The fact is that I couldn't find any pre-Mesmer examples of that kind of enslavement, but of course I didn't want to give a hostage to fortune by saying that there weren't any. And it does seem implausible that none exists - but where?

willpower itself is a mid-19th century term - it's easier to lose something you have an identifier for. But that doesn't preclude, of course, early instances.

But 'will' is older, of course.

Wasn't that part of the accusations leveled at suspected witches, and those accused of demonic possession? (Mark 1:23 "Suddenly, a man in the synagogue who was possessed by an evil spirit began shouting...")

And I'd count the song of the Siren as well.

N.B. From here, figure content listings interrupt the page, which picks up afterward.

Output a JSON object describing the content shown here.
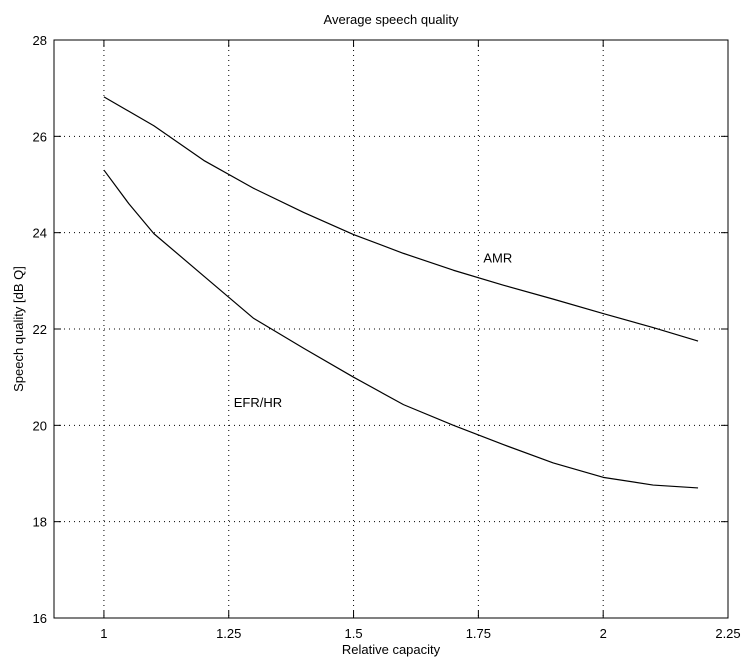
{
  "chart_data": {
    "type": "line",
    "title": "Average speech quality",
    "xlabel": "Relative capacity",
    "ylabel": "Speech quality [dB Q]",
    "xlim": [
      0.9,
      2.25
    ],
    "ylim": [
      16,
      28
    ],
    "xticks": [
      1,
      1.25,
      1.5,
      1.75,
      2,
      2.25
    ],
    "xtick_labels": [
      "1",
      "1.25",
      "1.5",
      "1.75",
      "2",
      "2.25"
    ],
    "yticks": [
      16,
      18,
      20,
      22,
      24,
      26,
      28
    ],
    "ytick_labels": [
      "16",
      "18",
      "20",
      "22",
      "24",
      "26",
      "28"
    ],
    "grid": true,
    "legend": "none",
    "series": [
      {
        "color": "#000000",
        "x": [
          1.0,
          1.1,
          1.2,
          1.3,
          1.4,
          1.5,
          1.6,
          1.7,
          1.8,
          1.9,
          2.0,
          2.1,
          2.19
        ],
        "y": [
          26.82,
          26.22,
          25.5,
          24.92,
          24.42,
          23.96,
          23.57,
          23.22,
          22.91,
          22.62,
          22.32,
          22.03,
          21.75
        ]
      },
      {
        "color": "#000000",
        "x": [
          1.0,
          1.05,
          1.1,
          1.2,
          1.3,
          1.4,
          1.5,
          1.6,
          1.7,
          1.8,
          1.9,
          2.0,
          2.1,
          2.19
        ],
        "y": [
          25.3,
          24.6,
          23.98,
          23.1,
          22.22,
          21.6,
          21.0,
          20.43,
          20.0,
          19.6,
          19.22,
          18.92,
          18.76,
          18.7
        ]
      }
    ],
    "annotations": [
      {
        "text": "AMR",
        "x": 1.76,
        "y": 23.48
      },
      {
        "text": "EFR/HR",
        "x": 1.26,
        "y": 20.48
      }
    ]
  }
}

Yes, both those are good examples. Especially the Sirens, though (like a love potion) their song was pretty specific in its effect. With demonic possession it's often quite unclear whether the victim's will has been bent or whether the demon is simply squatting in their head and talking on its own account.

While I have no comment on the question, thanks for posting a link to the article! I really enjoyed it and loved the connections you drew as well as the categorization of the different techniques for depicting mind control.

Why thank you! It's one of those articles that sat in my head a long time before I had a chance to write it, so I'd accumulated examples.

Perhaps...just thinking as I type here, so not thought-out... perhaps the mesmerist/hypnotist is what the Devil transforms into when the Enlightenment hits? I'm thinking vaguely of some old ballad(s?) where the Lady is courted by the Devil in disguise,and follows him helplessly,not especially wanting to (ie not the sexually alluring variant).
So when Romantic poets rework the old notion, you get the Ancient Mariner, who is next thing to a mesmerist. Or might actually be:

He holds him with his glittering eye—
The Wedding-Guest stood still,
And listens like a three years' child:
The Mariner hath his will.

The Wedding-Guest sat on a stone:
He cannot choose but hear;
And thus spake on that ancient man,
The bright-eyed Mariner.

Edited at 2015-01-28 03:28 pm (UTC)

There's definitely a degree to which the scientific discourse of mesmerism/hypnotism co-opts the existing magical discourse of enchantment, yes. In the essay I briefly discuss Hawthorne's The House of Seven Gables as having a foot in both camps.

The Ancient Mariner is an interesting example. Partly I want to distinguish between enchantment/hypnotism proper and what we might call charisma or force of personality, but perhaps these distinctions only hold so far...

Hercules was punished by the gods, who first made him temporarily deranged, then made him kill his family, and let him return to sanity. Does deitic possession count as a form of demonic possession?

With possession (whether by god or demon) it tends to be a moot point as to whether the will is altered or simply bypassed by a more powerful being, but yes, madness certainly relates to the victim's own mind. I suppose then the question is whether madness is a form of mind control comparable to hypnosis.